IG Group PLC (LON:IGG) shares fell 8% on Thursday after the online trading group said its CEO Peter Hetherington would leave the business at a time when regulatory clamp-downs are impacting the online trading industry.
Europe’s largest online trading platform did not give a reason for Hetherington’s departure but said the search for his successor was well advanced. IG said Hetherington would help with the transition to his successor until the end of the financial year but would step down as Group CEO and from the Board with immediate effect.
The firm’s CFO Paul Mainwaring will assume the additional role of interim CEO until a successor is appointed, the company said.
The regulatory pressures on online trading group such as IG Group have ramped up in recent months after new measures by the European Securities and Markets Authority (ESMA) to clamp down on the sale of so-called ‘contracts for difference’ to retail clients were introduced in July.
These tighter regulations, as well as low financial market volatility, led IG to report a 5% drop in first-quarter revenue last week.

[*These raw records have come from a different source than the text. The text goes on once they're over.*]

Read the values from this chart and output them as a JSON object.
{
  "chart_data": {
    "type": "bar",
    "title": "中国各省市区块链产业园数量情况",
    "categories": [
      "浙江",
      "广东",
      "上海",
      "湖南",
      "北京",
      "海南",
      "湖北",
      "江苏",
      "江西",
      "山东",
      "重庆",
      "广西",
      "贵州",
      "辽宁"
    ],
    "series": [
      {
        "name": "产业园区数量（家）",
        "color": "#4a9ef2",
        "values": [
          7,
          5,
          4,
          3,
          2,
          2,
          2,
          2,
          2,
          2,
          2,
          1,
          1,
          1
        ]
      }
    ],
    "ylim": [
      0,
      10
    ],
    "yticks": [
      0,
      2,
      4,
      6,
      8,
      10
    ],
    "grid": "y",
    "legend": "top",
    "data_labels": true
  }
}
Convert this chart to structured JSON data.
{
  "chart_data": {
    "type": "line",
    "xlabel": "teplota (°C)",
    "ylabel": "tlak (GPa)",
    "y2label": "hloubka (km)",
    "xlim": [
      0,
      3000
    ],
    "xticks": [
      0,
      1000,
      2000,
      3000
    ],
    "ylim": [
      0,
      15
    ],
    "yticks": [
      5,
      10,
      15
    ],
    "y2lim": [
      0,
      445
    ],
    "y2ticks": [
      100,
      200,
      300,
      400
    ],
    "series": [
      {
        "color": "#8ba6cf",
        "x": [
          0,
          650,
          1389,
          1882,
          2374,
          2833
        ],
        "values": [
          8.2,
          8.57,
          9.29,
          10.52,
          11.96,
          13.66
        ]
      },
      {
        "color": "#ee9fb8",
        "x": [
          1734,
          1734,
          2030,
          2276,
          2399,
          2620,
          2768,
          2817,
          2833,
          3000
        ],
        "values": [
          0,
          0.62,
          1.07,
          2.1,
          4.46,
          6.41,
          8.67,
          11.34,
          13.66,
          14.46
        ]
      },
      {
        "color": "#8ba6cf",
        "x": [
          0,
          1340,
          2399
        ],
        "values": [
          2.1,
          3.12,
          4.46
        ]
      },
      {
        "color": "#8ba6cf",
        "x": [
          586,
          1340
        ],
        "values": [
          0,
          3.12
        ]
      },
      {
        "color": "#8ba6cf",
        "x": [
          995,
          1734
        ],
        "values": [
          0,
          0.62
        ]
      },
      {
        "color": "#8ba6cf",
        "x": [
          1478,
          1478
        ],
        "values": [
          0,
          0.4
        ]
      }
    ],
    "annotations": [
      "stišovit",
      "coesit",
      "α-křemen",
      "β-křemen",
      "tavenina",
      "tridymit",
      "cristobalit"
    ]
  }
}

Hetherington joined IG Group as a graduate trainee in 1994, rising through the ranks before being named CEO in 2015.
“We are not surprised to see him (Hetherington) go, particularly since the company has been losing market share for years while redeploying cash into lower-returning activities such as broking,” Liberum analysts wrote in a note to clients, adding that client numbers had fallen 7% in 2018.
Numis analysts said the company needs a CEO who can evolve the group, utilising its technology platform and global market position in the current regulatory environment.
Shares in IG Group, which have fallen by more than a quarter in the last month, were 7.7% down at 646.18p in early afternoon trade.